IIS 10 on Windows Server 2016. All current patches are installed. A recent PCI scan claims that the internal IP address of the server is being leaked in HTTP headers. Unfortunately, this scanning company does not give you any details as to how they reached this conclusion so that I can reproduce it. All of my research seems to indicate that this is not an issue in IIS 10, only older versions of IIS. I do have URL rewrite rules that use redirect for ensuring connections are https, and that they have www in the host name.

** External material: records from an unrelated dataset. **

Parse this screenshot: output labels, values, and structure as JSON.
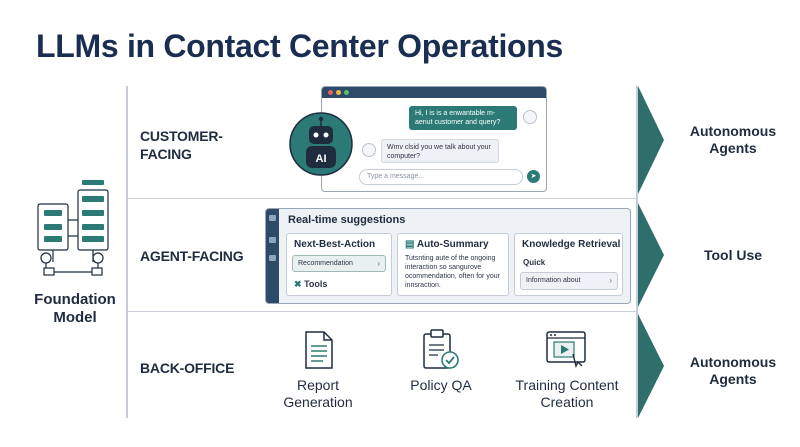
{
  "title": "LLMs in Contact Center Operations",
  "foundation": {
    "label": "Foundation Model",
    "icon": "neural-network-icon"
  },
  "rows": [
    {
      "label": "CUSTOMER-FACING",
      "right": "Autonomous Agents"
    },
    {
      "label": "AGENT-FACING",
      "right": "Tool Use"
    },
    {
      "label": "BACK-OFFICE",
      "right": "Autonomous Agents"
    }
  ],
  "chat": {
    "robot_label": "AI",
    "outgoing": "Hi, I is is a enwantable m-aenut customer and query?",
    "incoming": "Wmv clsid you we talk about your computer?",
    "input_placeholder": "Type a message...",
    "send_icon": "send-icon"
  },
  "agent_panel": {
    "title": "Real-time suggestions",
    "cards": [
      {
        "title": "Next-Best-Action",
        "pill": "Recommendation",
        "footer": "Tools"
      },
      {
        "title": "Auto-Summary",
        "body": "Tutsnting aute of the ongoing interaction so sangurove ocommendation, often for your innsraction."
      },
      {
        "title": "Knowledge Retrieval",
        "sub": "Quick",
        "pill": "Information about"
      }
    ]
  },
  "back_office": [
    {
      "label": "Report Generation",
      "icon": "document-icon"
    },
    {
      "label": "Policy QA",
      "icon": "clipboard-check-icon"
    },
    {
      "label": "Training Content Creation",
      "icon": "video-player-icon"
    }
  ],
  "colors": {
    "navy": "#1a2e52",
    "teal": "#2b7a75",
    "window_bar": "#2d4a68",
    "divider": "#c9d0da"
  }
}
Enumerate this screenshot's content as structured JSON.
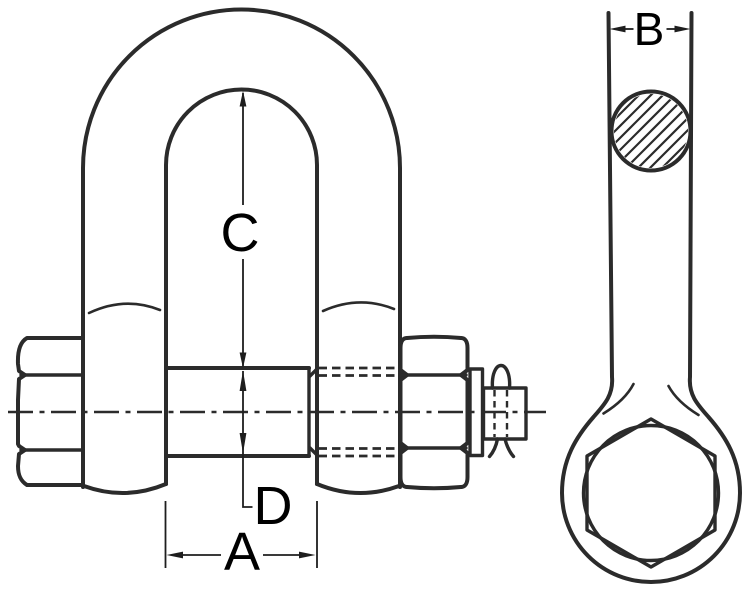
{
  "drawing": {
    "labels": {
      "a": "A",
      "b": "B",
      "c": "C",
      "d": "D"
    },
    "colors": {
      "line": "#2b2b2b",
      "label": "#000000",
      "background": "#ffffff"
    }
  }
}
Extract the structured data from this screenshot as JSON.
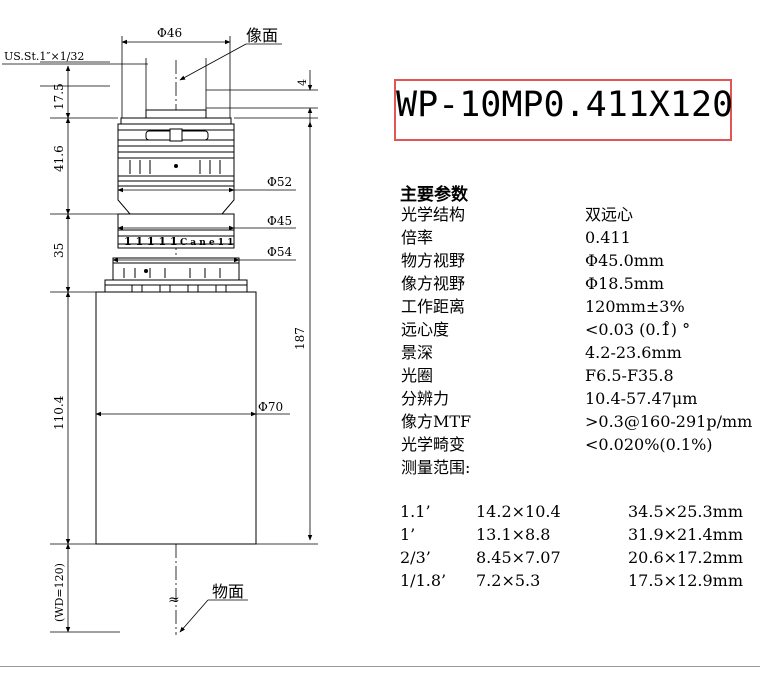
{
  "model": "WP-10MP0.411X120",
  "drawing": {
    "image_plane": "像面",
    "object_plane": "物面",
    "mount": "US.St.1″×1/32",
    "dim_top_dia": "Φ46",
    "dim_4": "4",
    "dim_17_5": "17.5",
    "dim_41_6": "41.6",
    "dim_35": "35",
    "dim_110_4": "110.4",
    "dim_187": "187",
    "dim_wd": "(WD=120)",
    "dia_52": "Φ52",
    "dia_45": "Φ45",
    "dia_54": "Φ54",
    "dia_70": "Φ70",
    "break_mark": "≈",
    "ring_marks": "1 1 1 1 1",
    "ring_marks_2": "C a n e 1 1"
  },
  "specs": {
    "title": "主要参数",
    "rows": [
      {
        "label": "光学结构",
        "value": "双远心"
      },
      {
        "label": "倍率",
        "value": "0.411"
      },
      {
        "label": "物方视野",
        "value": "Φ45.0mm"
      },
      {
        "label": "像方视野",
        "value": "Φ18.5mm"
      },
      {
        "label": "工作距离",
        "value": "120mm±3%"
      },
      {
        "label": "远心度",
        "value": "<0.03 (0.1̊)  °"
      },
      {
        "label": "景深",
        "value": "4.2-23.6mm"
      },
      {
        "label": "光圈",
        "value": "F6.5-F35.8"
      },
      {
        "label": "分辨力",
        "value": "10.4-57.47μm"
      },
      {
        "label": "像方MTF",
        "value": ">0.3@160-291p/mm"
      },
      {
        "label": "光学畸变",
        "value": "<0.020%(0.1%)"
      },
      {
        "label": "测量范围:",
        "value": ""
      }
    ],
    "formats": [
      {
        "sensor": "1.1’",
        "image": "14.2×10.4",
        "object": "34.5×25.3mm"
      },
      {
        "sensor": "1’",
        "image": "13.1×8.8",
        "object": "31.9×21.4mm"
      },
      {
        "sensor": "2/3’",
        "image": "8.45×7.07",
        "object": "20.6×17.2mm"
      },
      {
        "sensor": "1/1.8’",
        "image": "7.2×5.3",
        "object": "17.5×12.9mm"
      }
    ]
  }
}
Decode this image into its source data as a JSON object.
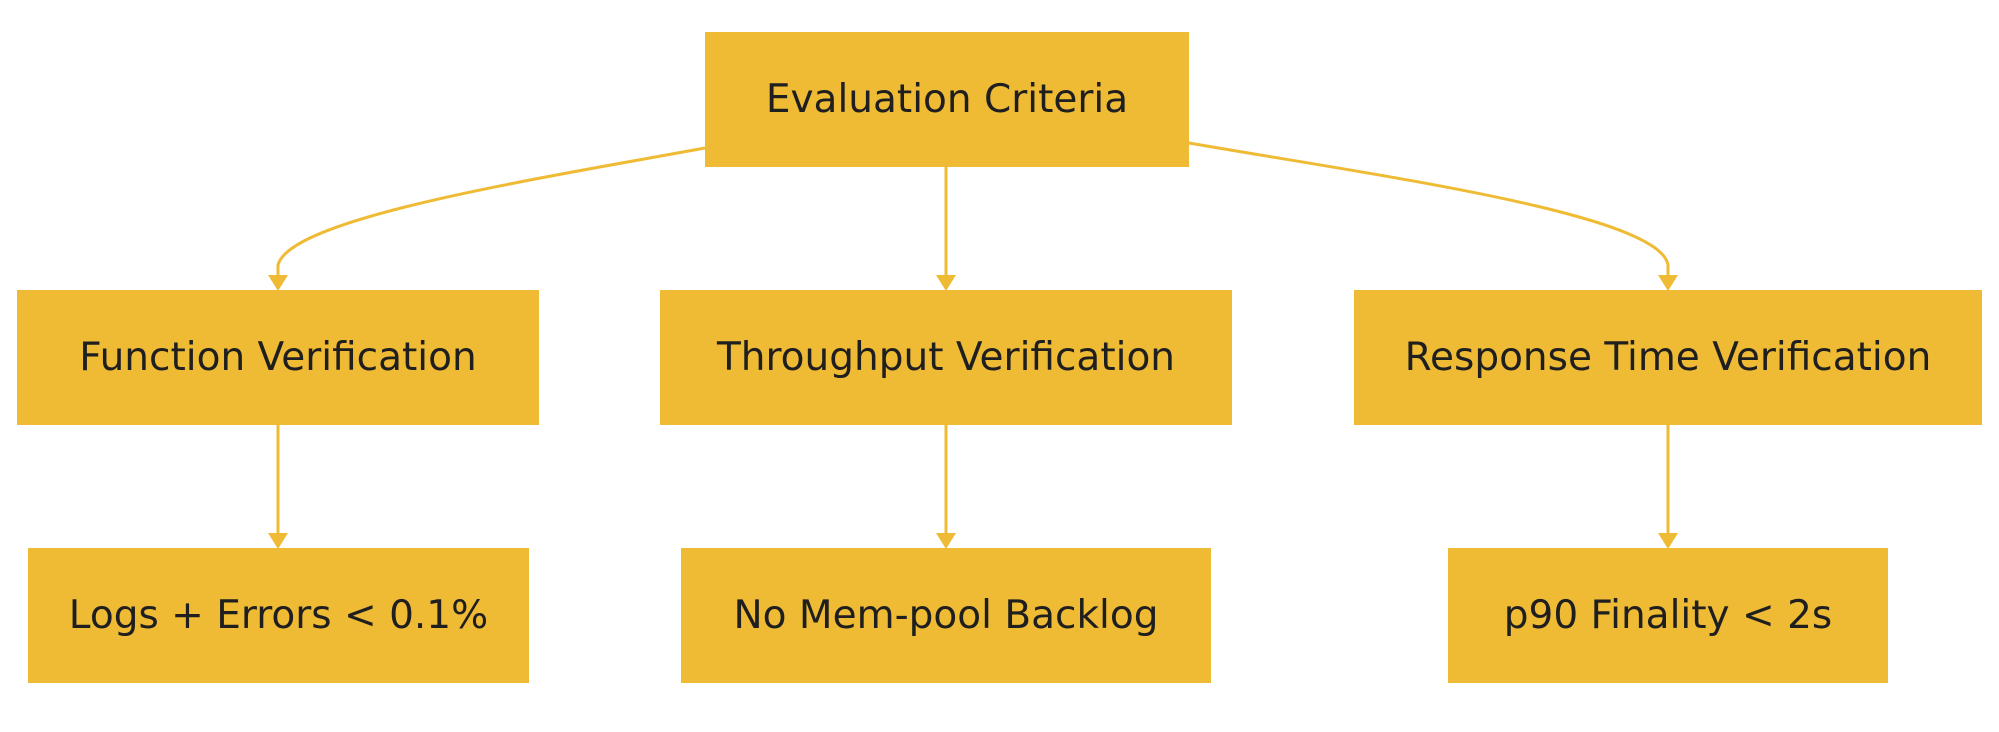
{
  "diagram": {
    "root": {
      "label": "Evaluation Criteria"
    },
    "criteria": [
      {
        "label": "Function Verification",
        "target": "Logs + Errors < 0.1%"
      },
      {
        "label": "Throughput Verification",
        "target": "No Mem-pool Backlog"
      },
      {
        "label": "Response Time Verification",
        "target": "p90 Finality < 2s"
      }
    ]
  },
  "colors": {
    "node_fill": "#efbb35",
    "edge": "#efbb35",
    "text": "#1f1f1f",
    "background": "#ffffff"
  }
}
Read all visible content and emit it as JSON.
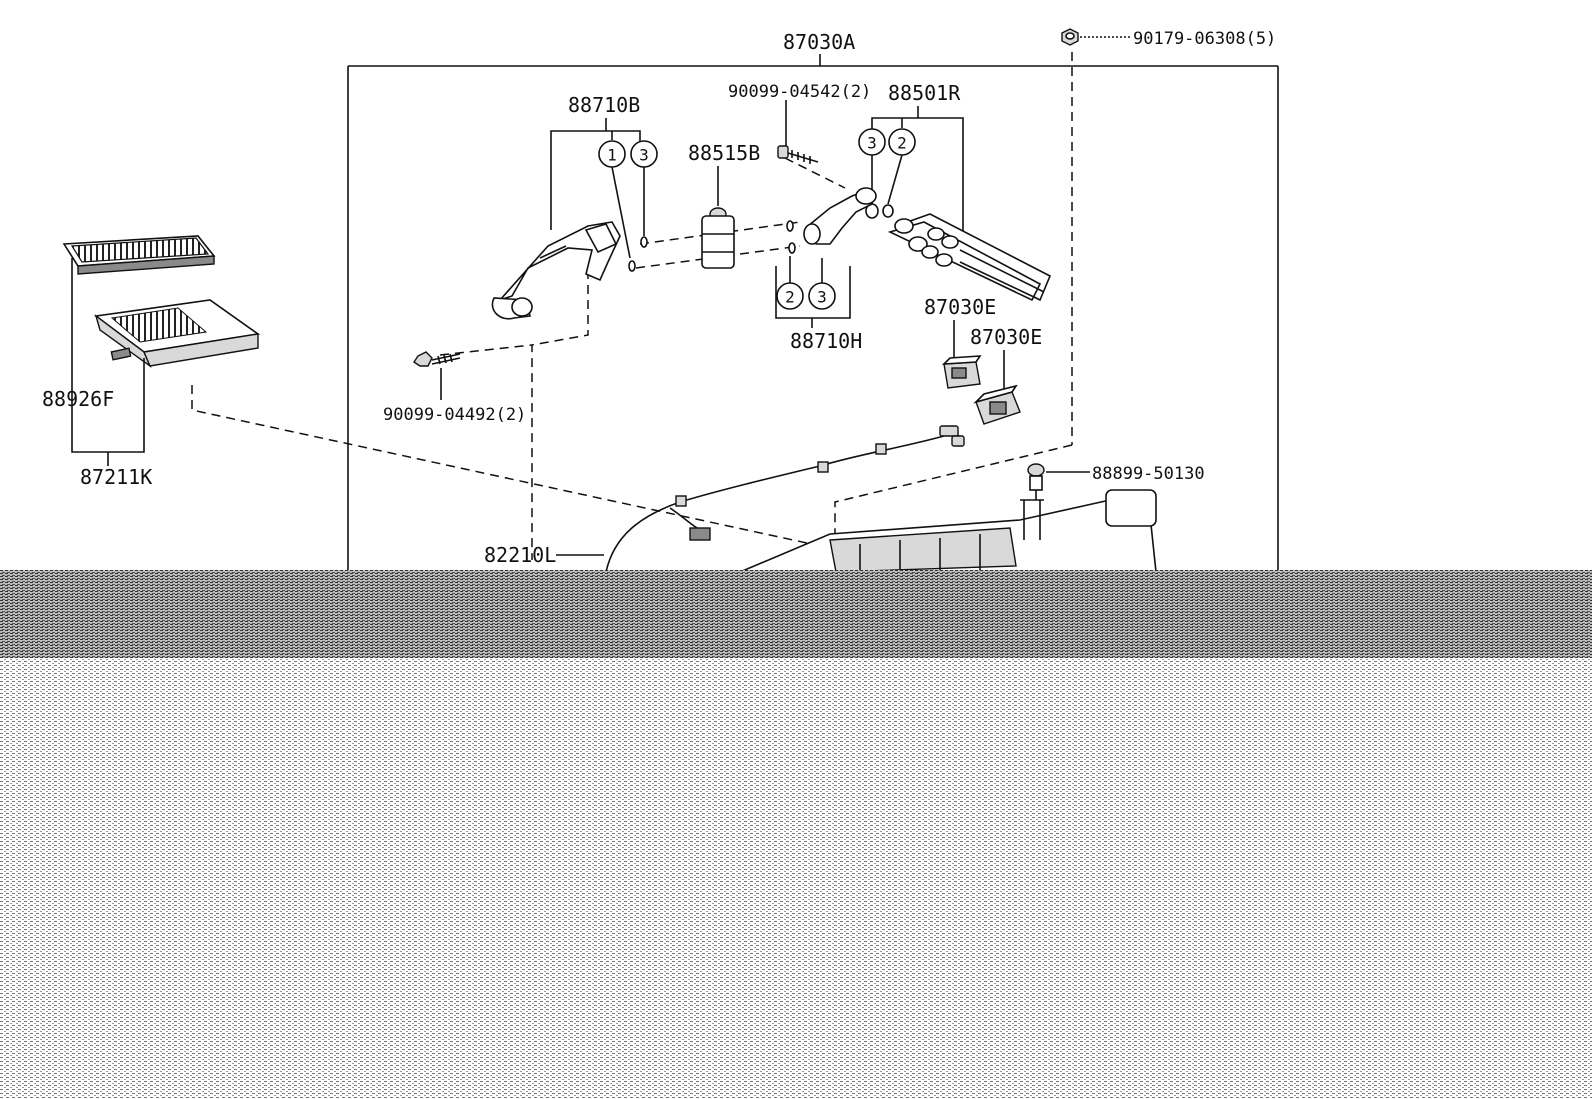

<rule name="HTTPS Redirect">
<match url="(.*)" />
<conditions>
<add input="{HTTPS}" pattern="^OFF$" />
</conditions>
<action type="Redirect" url="https://{HTTP_HOST}/{R:1}" redirectType="Permanent" />
</rule>
<rule name="Redirect to www">
<match url="(.*)" />
<conditions trackAllCaptures="false">
<add input="{HTTP_HOST}" pattern="^example\.com$" />
</conditions>
<action type="Redirect" url="https://www.example.com/{R:1}" redirectType="Permanent" />
</rule>
What is causing the server to leak the internal IP address, and how can I prevent it? I have tried using curl -lkL example.com but I do not see the IP address in any of the returned headers.
To replicate what they were trying, do the following;
This might be exposed through the HTTP response header. Check your header general information in the browser developer tool. Attached is the screenshot from the local application so it is just showing local address. May be rewrite the server variable before sending the response can help here.